Absatz 28: Hier bestätigt das Bundessozialgericht, dass trotz Unterschrift der Zielvereinbarung unter Vorbehalt die Verwaltung einen rechtsmittelfähigen Bescheid erstellen muss.

Absatz 30: Hier macht das Gericht den Unterschied zwischen Kostenerstattung und Budget deutlich. Beim Budget müssten keine konkret beschafften Leistungen nachgewiesen werden. Denn diese Nachweise würden bereits bei der Antragstellung erbracht. Wenn hier kein Missverständnis vorliegt, dann wird die bisherige Praxis der centgenauen Budgetabrechnung damit beendet. Darin liegt jedoch die Gefahr, dass sich einige Wenige am Budget persönlich bereichern und alle Budgetnehmerinnen und -nehmer unter einen diesbezüglichen Generalverdacht stellen.

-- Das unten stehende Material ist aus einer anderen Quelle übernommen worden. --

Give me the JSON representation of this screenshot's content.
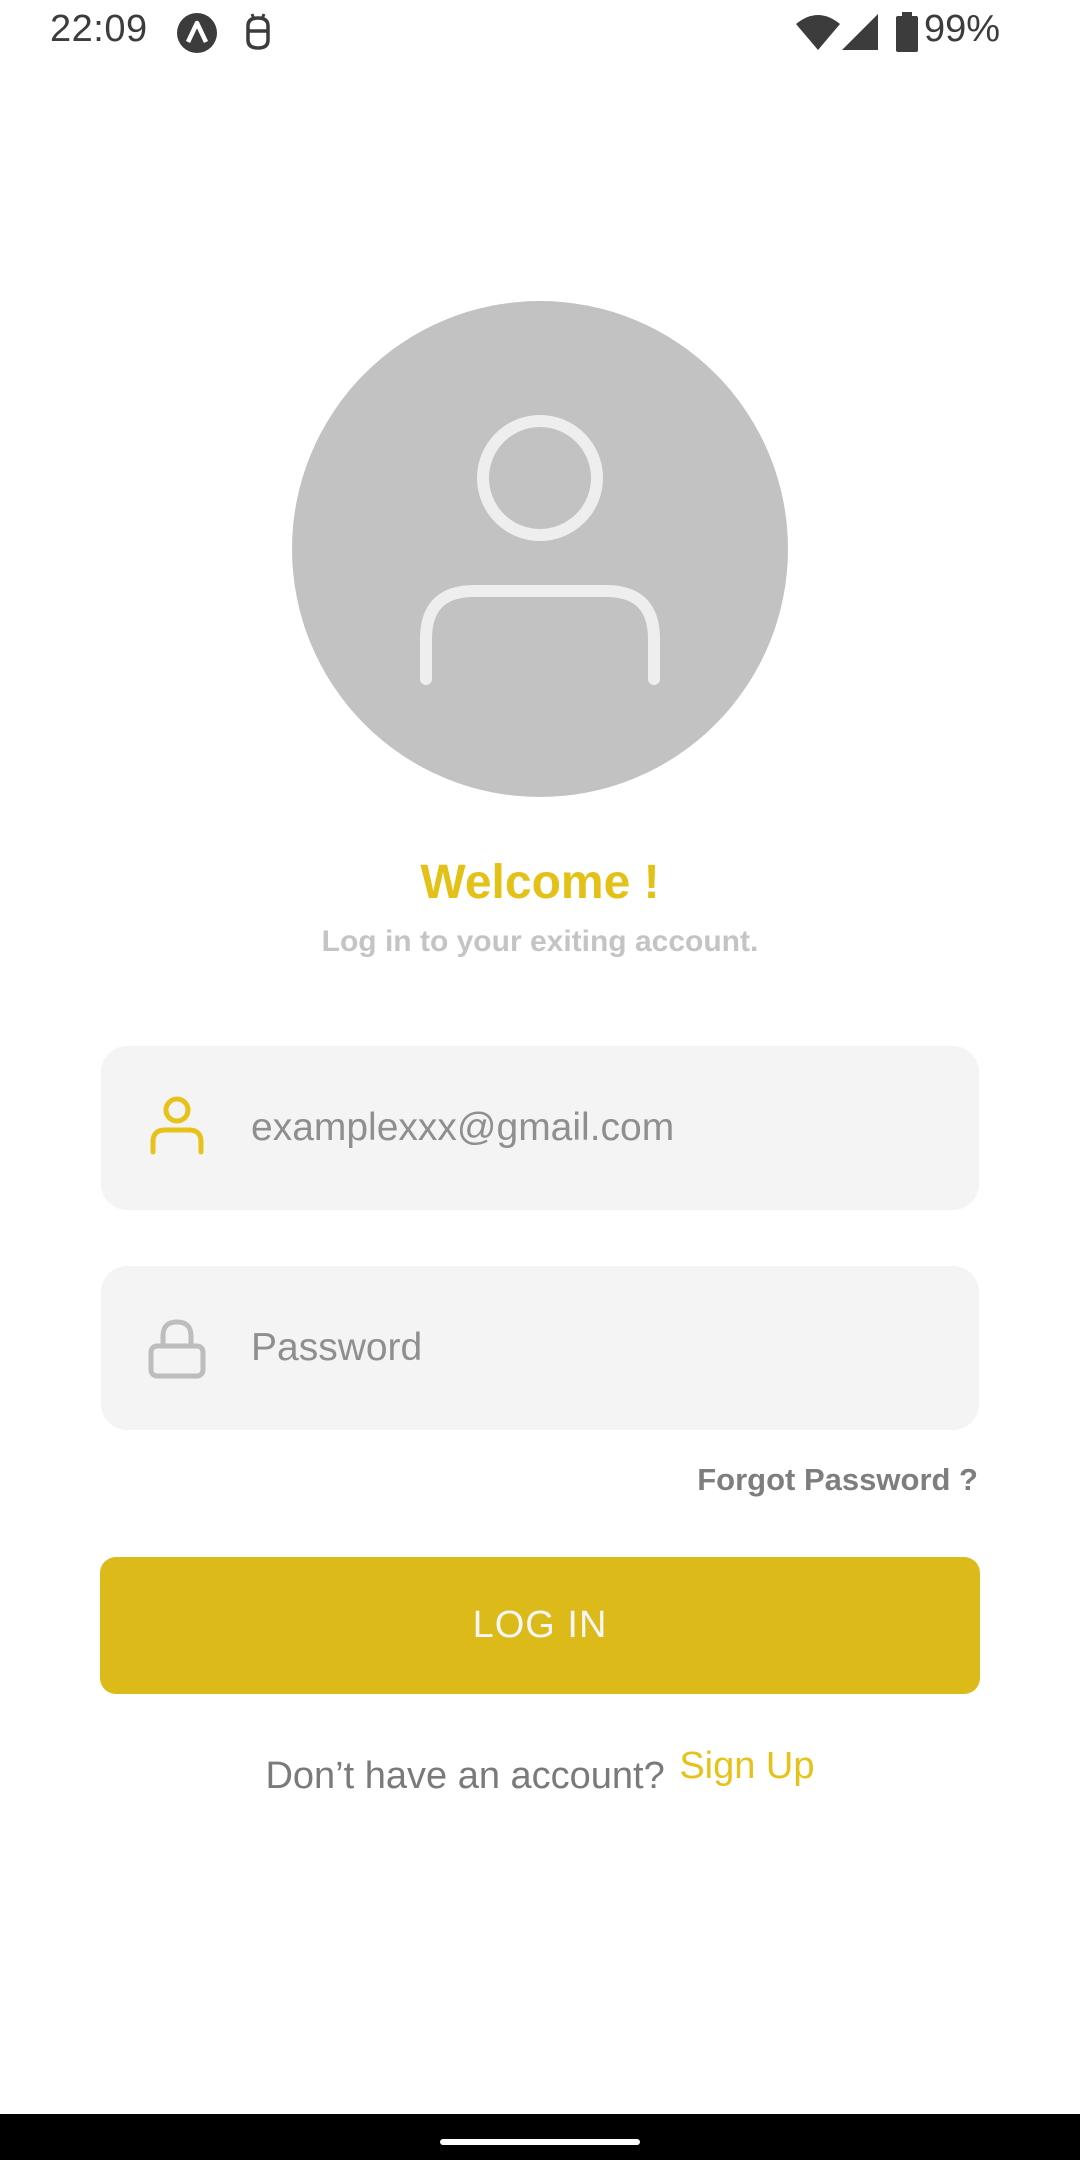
{
  "status_bar": {
    "time": "22:09",
    "battery_percent": "99%",
    "icons": [
      "app-a-icon",
      "android-debug-icon",
      "wifi-icon",
      "signal-icon",
      "battery-icon"
    ]
  },
  "avatar": {
    "icon": "user-placeholder-icon",
    "background_color": "#c2c2c2"
  },
  "welcome": {
    "title": "Welcome !",
    "subtitle": "Log in to your exiting account."
  },
  "form": {
    "email": {
      "icon": "user-icon",
      "placeholder": "examplexxx@gmail.com",
      "value": ""
    },
    "password": {
      "icon": "lock-icon",
      "placeholder": "Password",
      "value": ""
    },
    "forgot_password_label": "Forgot Password ?",
    "login_label": "LOG IN"
  },
  "signup": {
    "prompt": "Don’t have an account?",
    "link_label": "Sign Up"
  },
  "colors": {
    "accent": "#e3c117",
    "button": "#dbba1a",
    "field_background": "#f4f4f4"
  }
}
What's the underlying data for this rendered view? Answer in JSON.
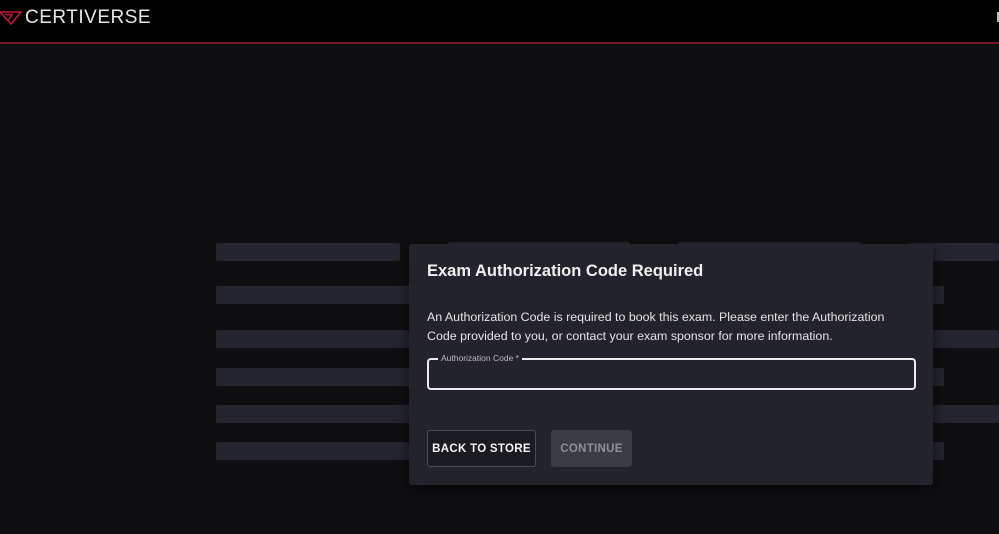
{
  "header": {
    "logo_text": "CERTIVERSE"
  },
  "modal": {
    "title": "Exam Authorization Code Required",
    "body": "An Authorization Code is required to book this exam. Please enter the Authorization Code provided to you, or contact your exam sponsor for more information.",
    "field": {
      "label": "Authorization Code *",
      "value": "",
      "placeholder": ""
    },
    "buttons": {
      "back_label": "BACK TO STORE",
      "continue_label": "CONTINUE",
      "continue_disabled": true
    }
  },
  "colors": {
    "background": "#0f0f12",
    "header": "#000000",
    "header_accent": "#6e1a2a",
    "modal": "#23232b",
    "logo_mark": "#c2183a"
  }
}
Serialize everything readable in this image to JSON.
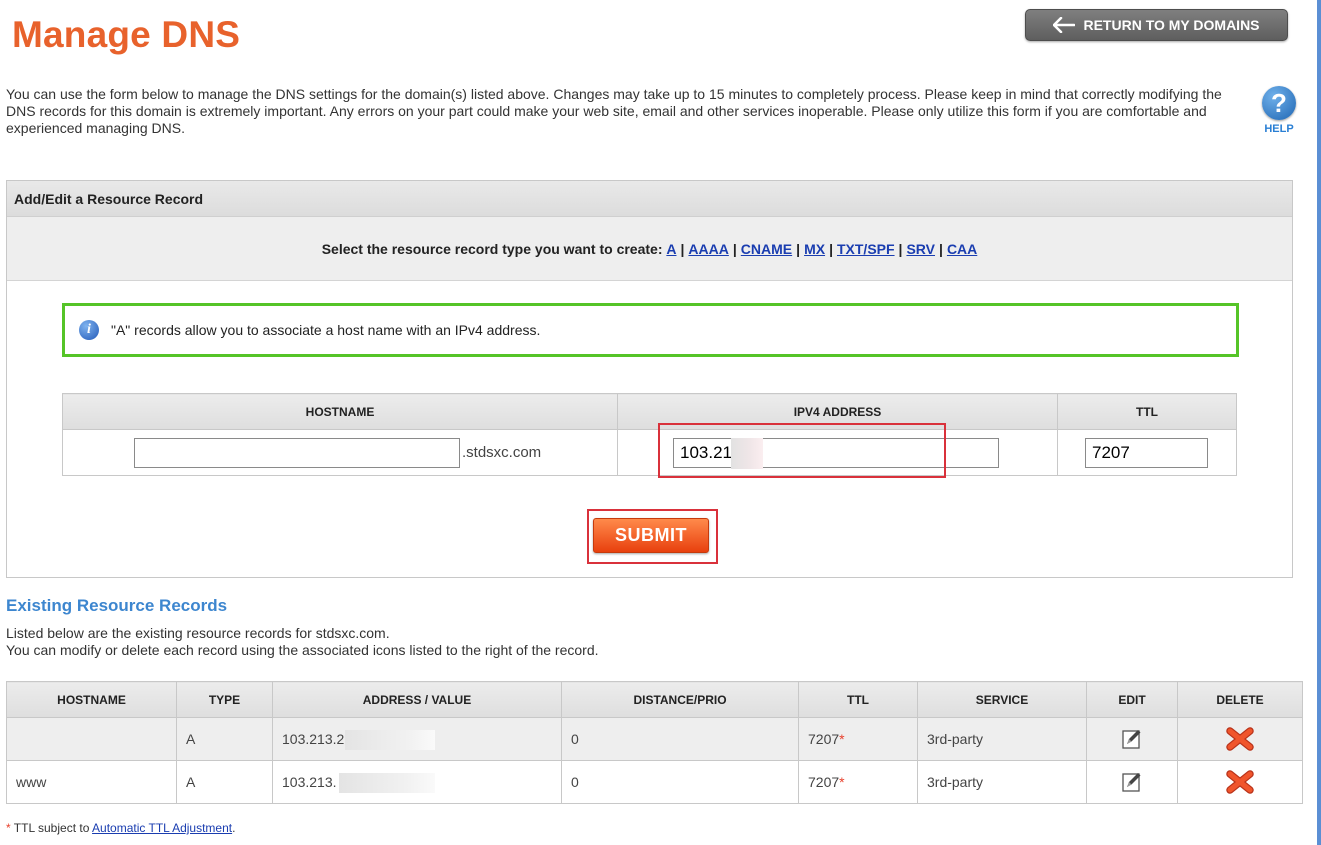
{
  "page": {
    "title": "Manage DNS"
  },
  "header": {
    "return_label": "RETURN TO MY DOMAINS"
  },
  "intro": {
    "text": "You can use the form below to manage the DNS settings for the domain(s) listed above. Changes may take up to 15 minutes to completely process. Please keep in mind that correctly modifying the DNS records for this domain is extremely important. Any errors on your part could make your web site, email and other services inoperable. Please only utilize this form if you are comfortable and experienced managing DNS."
  },
  "help": {
    "label": "HELP",
    "glyph": "?"
  },
  "form": {
    "header": "Add/Edit a Resource Record",
    "select_prompt": "Select the resource record type you want to create:",
    "record_types": [
      "A",
      "AAAA",
      "CNAME",
      "MX",
      "TXT/SPF",
      "SRV",
      "CAA"
    ],
    "info_text": "\"A\" records allow you to associate a host name with an IPv4 address.",
    "columns": {
      "hostname": "HOSTNAME",
      "ipv4": "IPV4 ADDRESS",
      "ttl": "TTL"
    },
    "hostname_value": "",
    "domain_suffix": ".stdsxc.com",
    "ipv4_value": "103.213.2․",
    "ttl_value": "7207",
    "submit_label": "SUBMIT"
  },
  "existing": {
    "title": "Existing Resource Records",
    "desc_line1": "Listed below are the existing resource records for stdsxc.com.",
    "desc_line2": "You can modify or delete each record using the associated icons listed to the right of the record.",
    "columns": {
      "hostname": "HOSTNAME",
      "type": "TYPE",
      "address": "ADDRESS / VALUE",
      "distance": "DISTANCE/PRIO",
      "ttl": "TTL",
      "service": "SERVICE",
      "edit": "EDIT",
      "delete": "DELETE"
    },
    "rows": [
      {
        "hostname": "",
        "type": "A",
        "address": "103.213.2",
        "distance": "0",
        "ttl": "7207",
        "ttl_mark": "*",
        "service": "3rd-party"
      },
      {
        "hostname": "www",
        "type": "A",
        "address": "103.213.",
        "distance": "0",
        "ttl": "7207",
        "ttl_mark": "*",
        "service": "3rd-party"
      }
    ]
  },
  "footnote": {
    "mark": "*",
    "prefix": " TTL subject to ",
    "link": "Automatic TTL Adjustment",
    "suffix": "."
  },
  "colors": {
    "title": "#e8622c",
    "accent": "#3d86cf",
    "info_border": "#55c428",
    "highlight": "#d9313b",
    "submit": "#f05a1e"
  },
  "icons": {
    "return": "arrow-left-icon",
    "help": "question-icon",
    "info": "info-icon",
    "edit": "pencil-edit-icon",
    "delete": "x-delete-icon"
  }
}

Absatz 32: Hier das wörtliche Zitat: „Für die abschließenden Ermittlungen zum Eingliederungshilfebedarf im Übrigen gilt ein individueller und personenzentrierter Maßstab: In welchem Maß und durch welche Aktivitäten ein behinderter Mensch am Leben in der Gemeinschaft teilnimmt, ist abhängig von seinen individuellen Bedürfnissen unter Berücksichtigung seiner Wünsche (§ 9 Abs 2 SGB XII). Ziel der Leistungen zur Teilhabe am Leben in der Gemeinschaft ist es, dem Kläger die in seiner Altersgruppe üblichen gesellschaftlichen Kontakte mit Menschen zu ermöglichen und dabei nachvollziehbare soziale Teilhabebedürfnisse zu erfüllen, soweit diese nicht über die Bedürfnisse eines nicht behinderten, nicht sozialhilfebedürftigen Erwachsenen hinausgehen.

Sicherlich sind nach dieser Festlegung die meisten Bedarfe zu niedrig angesetzt. In diesem Zusammenhang muss auch die Frage erlaubt sein, ob die automatische Zahlung der Grundsicherung richtig ist. Denn mit der Grundsicherung alleine ist dieser Vergleich nicht zu erfüllen.

Absatz 35: Viele Budgetnehmer gerieten in der Vergangenheit in Bedrängnis, weil Kostenträger nach Ablauf der Befristung die Zahlung einfach eingestellt haben. Diese Praxis hat das BSG nunmehr als unzulässig erklärt. Befristungen sind nur dort zulässig, wo der Anspruchsgrund selbst zeitlich begrenzbar ist, beispielsweise bei der Ausbildung.

Absatz 37: Es darf nicht den Budgetnehmerinnen und -nehmern obliegen, Verlängerungen rechtzeitig zu beantragen, um Zahlungslücken zu vermeiden. Damit entfällt auch das damit verbundene Druckmittel der fehlenden Mitwirkung.